Table 2 summarizes the fatty acid profiles of Highland beef for ribeye steak samples and for ground beef samples. The literature indicates that one would expect grass fed and forage fed beef to have lower percentages of saturated fats and greater polyunsaturated fats. Thus, reflecting the “oil” content of their diet. The data in this study follows that logic in that in general forage fed animals had higher percentages of polyunsaturated fats with grass fed and grain fed animals producing fat profiles intermediate and lower to forage fed animals, respectively. The forage finished diets would be more concentrated in polyunsaturated fats compared to grass since these forages are most likely hay or silage based and would have much lower water content at the time of intake for the cattle. In some niche markets, beef producers might use the increased unsaturation as a marketing tool for their beef. However, it is important to note that higher percentages of unsaturated fats are more susceptible to oxidation and will likely exhibit a shorter shelf life both fresh and frozen.

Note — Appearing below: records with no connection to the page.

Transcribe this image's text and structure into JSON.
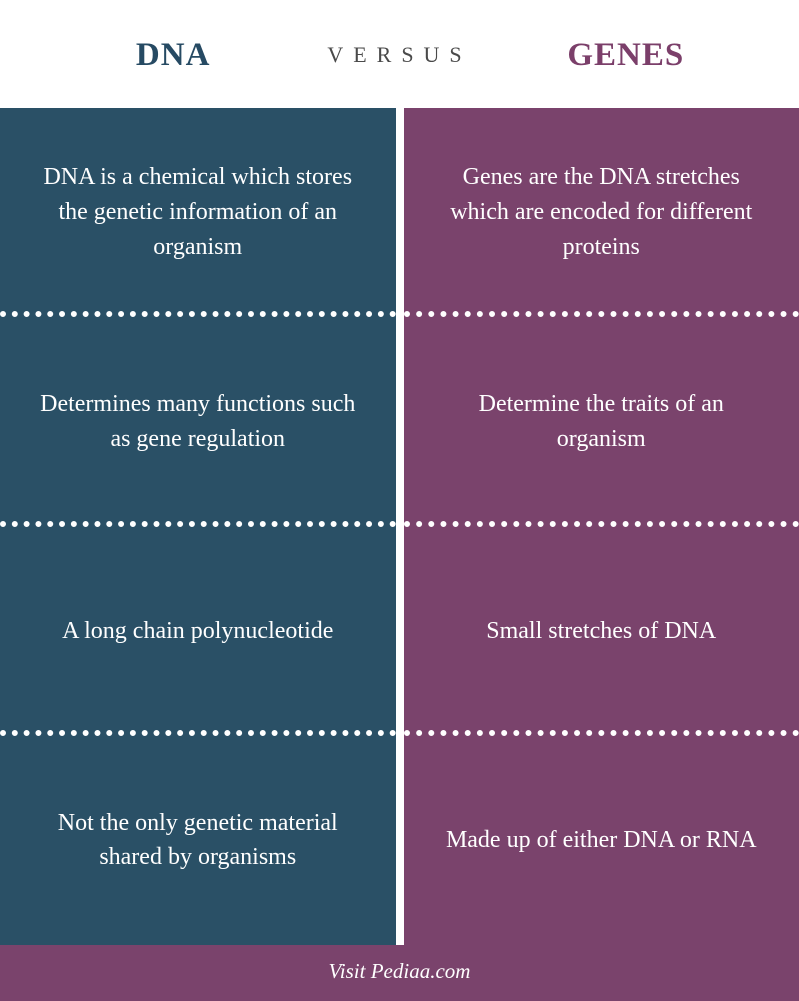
{
  "header": {
    "left_label": "DNA",
    "middle_label": "VERSUS",
    "right_label": "GENES",
    "left_color": "#264a63",
    "middle_color": "#4a4a4a",
    "right_color": "#7b3f6a"
  },
  "columns": {
    "left": {
      "background_color": "#2a5066",
      "cells": [
        "DNA is a chemical which stores the genetic information of an organism",
        "Determines many functions such as gene regulation",
        "A long chain polynucleotide",
        "Not the only genetic material shared by organisms"
      ]
    },
    "right": {
      "background_color": "#7a436c",
      "cells": [
        "Genes are the DNA stretches which are encoded for different proteins",
        "Determine the traits of an organism",
        "Small stretches of DNA",
        "Made up of either DNA or RNA"
      ]
    }
  },
  "footer": {
    "text": "Visit Pediaa.com",
    "background_color": "#7a436c"
  },
  "style": {
    "divider_dot_color": "#ffffff",
    "text_color": "#ffffff",
    "cell_fontsize": 24,
    "header_fontsize": 33,
    "versus_fontsize": 22,
    "footer_fontsize": 21
  }
}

Figures 1 and 2 show the results of the triangle sensory test where panelists were asked if they could determine which sample was different among three total samples where two of the samples were the same. Figure 1 indicates that panelists could not determine (89%) the ribeye steak sample that was different when commodity beef (high select quality grade) was compared to Highland beef. These results indicate that the commodity beef and the Highland beef maintained similar sensory profiles. It is important to note that a triangle test does not measure preference only difference. Figure 2 indicates the comparison between the predominantly grass finished vs the predominantly grain finished beef. In this scenario, panelists were able to discern the sample that was different 71% of the time. Again, this comparison does not measure if the panelist preferred grass or grain finished beef, but only that one of the samples of the three presented was different from the other two samples.
CONCLUSIONS
The genetic nature of Highland cattle in this study provide for a smaller than average beef carcass with more than acceptable Warner-Bratzler shear force values indicating a likely tender eating experience. Certainly, purebred Highland cattle are fitting into the beef system in the U.S. as indicated by the geographic representation of the breed. These cattle will continue to serve many niche markets as some consumers seek heritage-type meat sources in smaller portion sizes. It is important to note however, that Highland cattle vary greatly from many other breeds produced in the U.S. There would be opportunities to cross-breed them to produce moderately framed, lower input genetic types that provide an overall tender eating experience in a steak that may not be highly marbled, thusly, taking advantage of a tender, lower fat content beef product.